West Indies players on tour, contended the new MOU would have resulted in a reduction of up to 70 per cent of their earnings and asked for the agreement to be revised.
When this did not occur, they quit the tour following the fourth ODI in Dharamsala, putting paid to the fifth ODI, the one-off Twenty20 International and the scheduled three-Test series.
The task force concluded there was “something fundamentally wrong” with players arriving in India to discover the terms of their employment had undergone “radical change”, and also said “very real questions” existed as to whether the MOU was indeed a contract.
“Both Michael Muirhead and Dave Cameron, CEO and President, respectively of the WICB, took the view that it was an enforceable contract. Wavell Hinds (WIPA president) on the other hand, was equally firmly of the view that the September MOU was not in and of itself a contract, but rather an agreed understanding that would lead to a collective bargaining agreement in much the same way as the prior MOU/CBA arrangement had worked,” the task force said.
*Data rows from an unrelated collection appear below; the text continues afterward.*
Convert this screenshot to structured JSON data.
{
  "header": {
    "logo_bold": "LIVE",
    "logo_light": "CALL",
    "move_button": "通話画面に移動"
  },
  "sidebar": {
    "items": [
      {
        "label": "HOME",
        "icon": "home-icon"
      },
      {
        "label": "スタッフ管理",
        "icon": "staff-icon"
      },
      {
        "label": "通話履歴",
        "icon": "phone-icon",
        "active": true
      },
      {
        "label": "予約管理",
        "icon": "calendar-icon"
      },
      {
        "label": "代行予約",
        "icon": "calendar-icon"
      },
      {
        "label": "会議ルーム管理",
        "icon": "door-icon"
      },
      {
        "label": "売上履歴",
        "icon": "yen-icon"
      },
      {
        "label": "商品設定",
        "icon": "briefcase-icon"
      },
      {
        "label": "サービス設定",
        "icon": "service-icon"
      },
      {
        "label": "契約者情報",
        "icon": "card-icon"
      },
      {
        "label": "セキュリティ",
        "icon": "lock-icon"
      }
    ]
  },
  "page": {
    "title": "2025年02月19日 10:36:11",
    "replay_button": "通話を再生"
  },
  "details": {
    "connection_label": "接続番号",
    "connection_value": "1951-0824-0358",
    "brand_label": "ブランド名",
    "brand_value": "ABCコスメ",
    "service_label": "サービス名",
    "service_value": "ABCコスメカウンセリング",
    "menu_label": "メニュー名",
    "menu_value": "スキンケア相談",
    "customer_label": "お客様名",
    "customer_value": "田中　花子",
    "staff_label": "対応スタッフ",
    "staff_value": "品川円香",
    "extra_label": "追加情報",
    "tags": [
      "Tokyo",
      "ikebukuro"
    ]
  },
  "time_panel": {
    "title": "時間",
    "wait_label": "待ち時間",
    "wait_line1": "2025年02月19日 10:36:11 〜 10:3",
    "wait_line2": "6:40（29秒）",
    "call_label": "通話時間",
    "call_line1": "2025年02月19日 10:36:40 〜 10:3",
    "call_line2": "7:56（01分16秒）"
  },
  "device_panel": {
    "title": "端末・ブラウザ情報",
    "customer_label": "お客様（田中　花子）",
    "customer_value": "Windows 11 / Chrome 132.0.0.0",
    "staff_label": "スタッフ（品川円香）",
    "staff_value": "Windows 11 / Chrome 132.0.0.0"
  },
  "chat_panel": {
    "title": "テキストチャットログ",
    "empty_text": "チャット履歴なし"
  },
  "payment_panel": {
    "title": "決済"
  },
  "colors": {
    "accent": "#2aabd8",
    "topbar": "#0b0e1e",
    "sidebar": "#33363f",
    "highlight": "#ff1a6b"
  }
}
“This was fundamental. It is trite law that if two parties to a negotiation do not agree on the effect of a document coming out of these negotiations, then there is no meeting of the minds and hence no enforceable contract.
“The Board and WIPA were attempting a sea-change in the financial arrangements for West Indian professional cricketers without ensuring that there was understanding and acceptance by the WICB’s employees, the touring cricketers.”
The report added: “Having said the above, we are of the view that whilst WICB and WIPA can neither be accused of bad faith, they both erred significantly in failing to ensure that their vision for the future of West Indies Cricket with its ramifications for the sharing of sponsorship money and the concomitant changes in the level of remuneration for both the senior cricketers and the new class of professional players was clearly understood and the vision shared.”
The task force also contended that the players, especially the senior players on tour, also played a key role in the abandonment.
According to the report, ODI captain and players representative Dwayne Bravo, said the squad had been aware of the imminent arrival in India of a joint WICB/WIPA delegation.
This, the task force said, led them to believe there were other factors influencing the decision to abandon the tour, though none were found.
It said, “Senior players in any overseas squad bear a great responsibility to set standards and create examples for the more junior players to follow. This, the Task Force felt, the senior players failed to do.”
The task force was set up by the WICB to investigate the controversy, which among other things led the Indian Cricket Board to slap a US $42 million claim on the WICB for losses incurred because of the unplayed matches.
St Vincent & the Grenadines Prime Minister Dr Raph Gonsalves subsequently intervened in the impasse between the WICB, WIPA and the players, eventually brokering a resolution which led to a full strength side selected for the ongoing tour of South Africa.
The WICB said it was studying the report and would make an announcement in due course.